D’accordo con Walt Meier, membro del Centro Nazionale di Dati sul Gelo e Neve dell’Università del Colorado a Boulder (Stati Uniti), i dati ottenuti col satellite ICESat della NASA, “l’Artico ha perso circa 2,5 milioni di Km quadrati di gelo perenne dovuto al ritiro, la metà (1.200.000 Kmq) tra febbraio 2007 e febbraio 2008”.

Secondo Carlos Duarte, ricercatore spagnolo dell’Istituto Mediterraneo di Studi Avanzati: “L’Oceano Artico potrebbe restare libero di ghiaccio nei mesi estivi a partire dal 2015 o 2020 a causa, tra gli altri motivi, dell’accelerazione del cambiamento climatico il che fa pensare a una riduzione di circa 80 anni delle previsioni iniziali della comunità scientifica. In soli tre anni i ricercatori sono passati a predire questa riduzione del ghiaccio dell’Artico dal 2100 al 2040 e ora già si parla del 2020 o 2015”.

(Scienziati dell’Università di Queen Ontario (Canada) hanno registrato temperature fino a 22 gradi centigradi nel mese di luglio durante una spedizione a Melville Island (Isola artica di 42.149 Km²). La temperatura media in quella zona, secondo il professore di questa università, Scott Lamoureux, è di 5 gradi centigradi. La spedizione canadese ha registrato temperature superficiali di 15 gradi in una decina di giorni del mese di luglio, qualcosa di poco abituale.

Ciò che si è detto prima è di estrema gravità, se consideriamo l’effetto devastante del riscaldamento globale sull’Albedo dell’Artico, vale a dire uno specchio di gelo della dimensione del Mediterraneo (2.500.000 K²) che rifletteva il 90% del calore si è sciolto e ora nell’estate attuale (Sole per 24 ore al giorno, da metà maggio alla fine di giugno) assorbe l’80% del calore.

Estati estreme: dilatazione termica dell’oceano Artico?

Aumentando la temperatura la massa d’acqua occupa qualcosa in più della propria dimensione. Liberando il ghiaccio in estate si produrrà una dilatazione termica dell’Oceano Artico? L’Oceano Artico perde acqua attraverso lo stretto di Fram (situato tra Groenlandia e Spitsbergen Noruega) e la recupera attraverso lo stretto di Bering. L’oceano Artico si espanderà fino allo stretto di Fram interessando la Corrente del Golfo?

La Corrente del Golfo.

La Corrente del Golfo nasce nel Mar dei Carabi, a causa della convergenza di altre tre correnti: quella della Florida, di Cuba e quella Equatoriale del Nord. Lasciata la Florida, la Corrente del Golfo acquista tra gli 80 e 150 km di larghezza e tra gli 800 e 1200 metri di profondità. La temperatura delle sue acque superficiali raggiunge i 30-35°, con una velocità di 1,2-2,7 m/s.

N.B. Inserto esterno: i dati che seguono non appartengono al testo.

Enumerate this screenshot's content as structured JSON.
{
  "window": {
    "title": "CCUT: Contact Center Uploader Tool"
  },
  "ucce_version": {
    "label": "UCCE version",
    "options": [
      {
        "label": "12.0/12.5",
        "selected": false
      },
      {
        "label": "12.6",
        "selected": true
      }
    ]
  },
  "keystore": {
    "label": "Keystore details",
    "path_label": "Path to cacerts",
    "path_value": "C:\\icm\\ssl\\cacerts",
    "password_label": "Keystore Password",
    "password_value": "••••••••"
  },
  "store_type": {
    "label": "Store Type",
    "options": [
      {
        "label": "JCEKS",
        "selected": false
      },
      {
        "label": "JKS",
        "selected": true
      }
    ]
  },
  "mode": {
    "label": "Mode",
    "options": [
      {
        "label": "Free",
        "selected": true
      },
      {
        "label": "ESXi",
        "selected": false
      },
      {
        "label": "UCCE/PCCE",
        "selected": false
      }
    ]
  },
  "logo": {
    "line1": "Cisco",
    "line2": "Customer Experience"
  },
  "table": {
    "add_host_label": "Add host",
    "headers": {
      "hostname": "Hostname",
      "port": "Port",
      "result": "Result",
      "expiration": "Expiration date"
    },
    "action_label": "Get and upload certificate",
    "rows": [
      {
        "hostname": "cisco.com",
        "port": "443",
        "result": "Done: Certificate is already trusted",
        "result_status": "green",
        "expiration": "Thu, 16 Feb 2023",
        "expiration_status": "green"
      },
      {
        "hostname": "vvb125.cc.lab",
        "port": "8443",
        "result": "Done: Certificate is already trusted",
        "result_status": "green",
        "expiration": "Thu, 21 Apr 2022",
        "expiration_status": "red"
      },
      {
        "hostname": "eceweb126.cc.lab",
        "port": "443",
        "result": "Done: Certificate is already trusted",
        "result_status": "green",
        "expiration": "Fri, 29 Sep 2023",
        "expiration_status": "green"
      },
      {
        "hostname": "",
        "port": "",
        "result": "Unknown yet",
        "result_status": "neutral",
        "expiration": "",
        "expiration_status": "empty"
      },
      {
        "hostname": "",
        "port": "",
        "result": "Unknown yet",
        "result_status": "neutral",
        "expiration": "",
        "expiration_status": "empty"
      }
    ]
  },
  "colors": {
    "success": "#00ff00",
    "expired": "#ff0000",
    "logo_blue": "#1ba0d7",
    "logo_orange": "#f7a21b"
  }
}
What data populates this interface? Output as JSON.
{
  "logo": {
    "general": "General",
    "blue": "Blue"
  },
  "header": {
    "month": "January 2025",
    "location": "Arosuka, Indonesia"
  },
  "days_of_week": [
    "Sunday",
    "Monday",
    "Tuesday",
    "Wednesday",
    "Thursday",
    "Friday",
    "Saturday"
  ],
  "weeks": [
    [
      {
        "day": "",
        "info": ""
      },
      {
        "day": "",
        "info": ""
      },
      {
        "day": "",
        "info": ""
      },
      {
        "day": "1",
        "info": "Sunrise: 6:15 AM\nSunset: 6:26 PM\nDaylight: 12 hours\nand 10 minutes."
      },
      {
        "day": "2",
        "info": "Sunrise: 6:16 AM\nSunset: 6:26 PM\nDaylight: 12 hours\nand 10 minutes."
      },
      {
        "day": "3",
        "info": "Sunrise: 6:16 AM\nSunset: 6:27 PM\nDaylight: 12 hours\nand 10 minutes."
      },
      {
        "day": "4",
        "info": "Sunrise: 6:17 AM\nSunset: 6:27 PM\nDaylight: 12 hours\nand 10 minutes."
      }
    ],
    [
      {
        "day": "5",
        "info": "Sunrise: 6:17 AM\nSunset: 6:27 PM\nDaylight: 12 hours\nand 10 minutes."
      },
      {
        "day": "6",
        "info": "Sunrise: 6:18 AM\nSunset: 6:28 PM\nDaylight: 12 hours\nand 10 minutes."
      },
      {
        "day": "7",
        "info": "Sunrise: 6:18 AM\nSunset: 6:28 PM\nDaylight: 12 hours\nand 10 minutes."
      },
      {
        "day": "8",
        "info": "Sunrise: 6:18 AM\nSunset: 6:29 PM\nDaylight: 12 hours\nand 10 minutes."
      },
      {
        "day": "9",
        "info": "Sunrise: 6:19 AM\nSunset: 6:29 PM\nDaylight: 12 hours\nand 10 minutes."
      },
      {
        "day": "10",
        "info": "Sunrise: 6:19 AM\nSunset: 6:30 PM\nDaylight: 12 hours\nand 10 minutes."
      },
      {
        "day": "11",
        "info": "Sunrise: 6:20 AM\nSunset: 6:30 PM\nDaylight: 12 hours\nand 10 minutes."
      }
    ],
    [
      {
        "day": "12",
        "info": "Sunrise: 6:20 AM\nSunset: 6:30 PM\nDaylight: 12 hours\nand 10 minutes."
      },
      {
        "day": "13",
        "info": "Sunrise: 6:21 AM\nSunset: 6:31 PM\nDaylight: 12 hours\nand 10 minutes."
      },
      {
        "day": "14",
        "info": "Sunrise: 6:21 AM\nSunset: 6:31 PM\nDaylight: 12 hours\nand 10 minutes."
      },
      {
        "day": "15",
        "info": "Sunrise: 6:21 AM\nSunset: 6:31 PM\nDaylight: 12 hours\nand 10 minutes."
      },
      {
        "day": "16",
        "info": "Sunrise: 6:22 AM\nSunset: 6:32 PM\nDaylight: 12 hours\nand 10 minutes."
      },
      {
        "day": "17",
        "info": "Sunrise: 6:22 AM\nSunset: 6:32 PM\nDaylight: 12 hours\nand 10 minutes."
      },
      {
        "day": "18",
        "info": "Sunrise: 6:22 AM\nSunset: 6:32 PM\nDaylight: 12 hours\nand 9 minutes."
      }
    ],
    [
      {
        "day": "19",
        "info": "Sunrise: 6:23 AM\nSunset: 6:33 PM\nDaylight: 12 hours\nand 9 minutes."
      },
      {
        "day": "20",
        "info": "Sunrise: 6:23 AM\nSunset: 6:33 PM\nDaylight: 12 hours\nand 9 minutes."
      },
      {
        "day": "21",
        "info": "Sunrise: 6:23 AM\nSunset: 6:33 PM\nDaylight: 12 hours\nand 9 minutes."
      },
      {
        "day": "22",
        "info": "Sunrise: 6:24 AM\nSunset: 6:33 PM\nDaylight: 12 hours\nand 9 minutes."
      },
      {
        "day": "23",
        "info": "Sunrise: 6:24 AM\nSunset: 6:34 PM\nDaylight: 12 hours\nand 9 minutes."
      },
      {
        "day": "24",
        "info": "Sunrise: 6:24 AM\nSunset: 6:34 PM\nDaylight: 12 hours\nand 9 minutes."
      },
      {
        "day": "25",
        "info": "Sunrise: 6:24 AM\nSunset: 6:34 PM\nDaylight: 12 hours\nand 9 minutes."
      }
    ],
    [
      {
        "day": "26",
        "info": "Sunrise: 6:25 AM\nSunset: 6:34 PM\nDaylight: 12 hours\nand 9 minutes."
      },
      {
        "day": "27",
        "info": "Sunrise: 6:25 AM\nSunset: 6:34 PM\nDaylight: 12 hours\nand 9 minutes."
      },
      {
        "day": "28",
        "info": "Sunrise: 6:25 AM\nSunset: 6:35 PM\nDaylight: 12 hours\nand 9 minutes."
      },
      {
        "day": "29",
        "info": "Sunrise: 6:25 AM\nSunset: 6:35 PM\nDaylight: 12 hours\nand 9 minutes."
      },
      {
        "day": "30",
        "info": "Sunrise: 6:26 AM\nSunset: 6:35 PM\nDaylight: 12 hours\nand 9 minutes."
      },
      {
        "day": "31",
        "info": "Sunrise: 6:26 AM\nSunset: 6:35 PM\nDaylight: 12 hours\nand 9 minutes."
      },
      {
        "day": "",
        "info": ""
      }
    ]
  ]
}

La corrente del Golfo segue la costa degli Stati Uniti verso nord, arrivando a sud di Labrador in Canada ove si unisce alla fredda Corrente del Labrador, perde velocità (8 km/giorno) e temperatura (25°), cambia direzione e scorre da nord a est. Questo fenomeno è conosciuto come Deriva Nord Atlantica. Quando arriva nei pressi dell’Europa, si divide in due tronconi: verso nord in direzione dell’Islanda e verso sud, verso le Isole Azzorre, in direzione delle Isole Canarie.

La Corrente del Golfo trasporta una grande massa di acqua calda dal Tropico che giungendo davanti all’Islanda si raffredda, aumenta la densità e si immerge (a più di 4000 metri) e forma una corrente termoalina di profondità a lento scorrimento (360 m/h). Il meccanismo prima citato, permette di moderare la temperatura dei gelidi venti artici del nord est facendo sì che in Europa Occidentale gli inverni siano più miti.

A Nord della Costa Est del Nordamerica sopra il 50° parallelo dove scorre la fredda e densa Corrente del Labrador, vi sono solo piccoli centri abitati. Montreal si trova tra la latitudine 44° e 45° e la sua temperatura media in inverno è di –10°C, ma può arrivare fino a 30°C. Come conseguenza dell’effetto termoregolatore della Corrente del Golfo, Londra è situata sul parallelo 50° e la sua temperatura media in inverno è moderata: da 5° a 6°C. Dal 1971 al 2000 la temperatura media in inverno per il Regno Unito è stata di 3,7 gradi.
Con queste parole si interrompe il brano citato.